We were planning on a couple weeks off to help out our oldest daughter when her baby was born and a week to spend with our youngest as she settled back from college to work and take some classes. And, of course, to go to NTRPGCON.
That way we could also switch out from winter gear to summer gear.
But, the baby came early (and we got off the mountain in record time and with the best of luck) and it took more like a month or so than two weeks. Then our youngest needed parents for the summer.
She was OK, but just not thriving. So after getting back out, we came home for her, which means we got back on the trail at the end of August (and climbed Katahdin on August 21) instead of when we planned. From there we started south, heading back towards McAfee Knob for the finish.
Heading south we had great weather and a long Indian Summer was forecast. We made it through the 100 mile wilderness.

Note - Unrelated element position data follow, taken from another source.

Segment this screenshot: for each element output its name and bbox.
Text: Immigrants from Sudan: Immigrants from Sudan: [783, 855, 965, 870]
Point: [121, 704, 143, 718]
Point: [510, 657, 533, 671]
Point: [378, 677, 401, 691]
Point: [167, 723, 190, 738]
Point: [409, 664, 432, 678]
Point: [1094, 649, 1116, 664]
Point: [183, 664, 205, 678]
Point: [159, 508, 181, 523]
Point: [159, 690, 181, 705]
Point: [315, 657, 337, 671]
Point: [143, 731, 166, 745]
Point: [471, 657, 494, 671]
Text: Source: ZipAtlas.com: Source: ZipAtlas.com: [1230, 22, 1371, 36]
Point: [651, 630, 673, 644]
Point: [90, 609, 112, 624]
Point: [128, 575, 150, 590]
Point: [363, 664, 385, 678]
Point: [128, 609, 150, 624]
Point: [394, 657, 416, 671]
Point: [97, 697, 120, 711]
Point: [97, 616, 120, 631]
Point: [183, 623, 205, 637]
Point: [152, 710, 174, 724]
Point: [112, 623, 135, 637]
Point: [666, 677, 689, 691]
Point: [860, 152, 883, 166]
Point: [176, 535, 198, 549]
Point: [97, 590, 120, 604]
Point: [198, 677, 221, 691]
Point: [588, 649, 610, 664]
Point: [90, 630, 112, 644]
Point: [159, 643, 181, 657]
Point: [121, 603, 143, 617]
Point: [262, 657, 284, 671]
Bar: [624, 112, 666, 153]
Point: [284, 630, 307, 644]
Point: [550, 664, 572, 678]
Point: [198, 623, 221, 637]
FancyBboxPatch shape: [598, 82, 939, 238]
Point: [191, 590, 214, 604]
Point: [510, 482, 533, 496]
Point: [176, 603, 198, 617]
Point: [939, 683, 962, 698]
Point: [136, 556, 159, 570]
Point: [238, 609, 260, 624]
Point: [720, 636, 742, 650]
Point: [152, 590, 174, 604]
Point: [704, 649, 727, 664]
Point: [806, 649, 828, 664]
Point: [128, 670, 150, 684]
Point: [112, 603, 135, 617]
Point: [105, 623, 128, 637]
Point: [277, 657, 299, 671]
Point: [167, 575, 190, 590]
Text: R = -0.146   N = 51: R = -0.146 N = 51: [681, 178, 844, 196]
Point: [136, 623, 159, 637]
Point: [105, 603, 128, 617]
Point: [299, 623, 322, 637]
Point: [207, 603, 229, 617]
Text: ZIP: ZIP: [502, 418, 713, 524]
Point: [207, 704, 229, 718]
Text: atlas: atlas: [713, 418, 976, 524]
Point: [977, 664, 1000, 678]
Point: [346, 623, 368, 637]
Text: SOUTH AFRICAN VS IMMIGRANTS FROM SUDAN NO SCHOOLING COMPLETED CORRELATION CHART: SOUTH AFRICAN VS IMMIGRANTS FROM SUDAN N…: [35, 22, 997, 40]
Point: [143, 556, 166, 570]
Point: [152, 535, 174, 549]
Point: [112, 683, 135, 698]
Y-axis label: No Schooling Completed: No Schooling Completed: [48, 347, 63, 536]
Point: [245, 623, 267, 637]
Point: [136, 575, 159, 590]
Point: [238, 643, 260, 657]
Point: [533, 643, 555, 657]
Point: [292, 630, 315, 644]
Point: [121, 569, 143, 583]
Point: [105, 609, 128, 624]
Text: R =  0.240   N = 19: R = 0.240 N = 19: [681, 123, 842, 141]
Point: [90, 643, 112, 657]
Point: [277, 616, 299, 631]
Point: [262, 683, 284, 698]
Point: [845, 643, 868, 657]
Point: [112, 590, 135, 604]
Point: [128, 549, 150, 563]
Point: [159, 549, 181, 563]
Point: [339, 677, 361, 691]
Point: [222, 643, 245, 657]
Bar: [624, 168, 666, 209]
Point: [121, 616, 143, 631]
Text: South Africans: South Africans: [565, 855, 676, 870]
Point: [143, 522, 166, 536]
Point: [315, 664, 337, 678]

Briefly we slackpacked and we stopped at Rattle River and then we made it through the Whites (though instead of getting a summit picture on Mt Washington I got blown over by the 80 mph gusts and decided I would catch a summit picture another day).
A friend who had only fifty miles to go took two weeks to cover that fifty miles (when his normal pace on that end of the trail was a hundred miles a week). We decided to head home, have Thanksgiving and Christmas with our kids, and hit the trail again in March of 2020.
If everything goes well we will make it to where we got off in Vermont by August 21. If not, Happy thinks we should keep going and summit Katahdin again, making it a real through hike. I think she wants to climb the summit again anyway.
So, that is our story about how we got started on a through hike and what we are doing right now. This time we hope to string it altogether and finish.
After this, maybe a Camino and then the Pacific Coast Trail. But that is getting ahead of the story. For now we are continuing our relationship with the Appalachian Trail.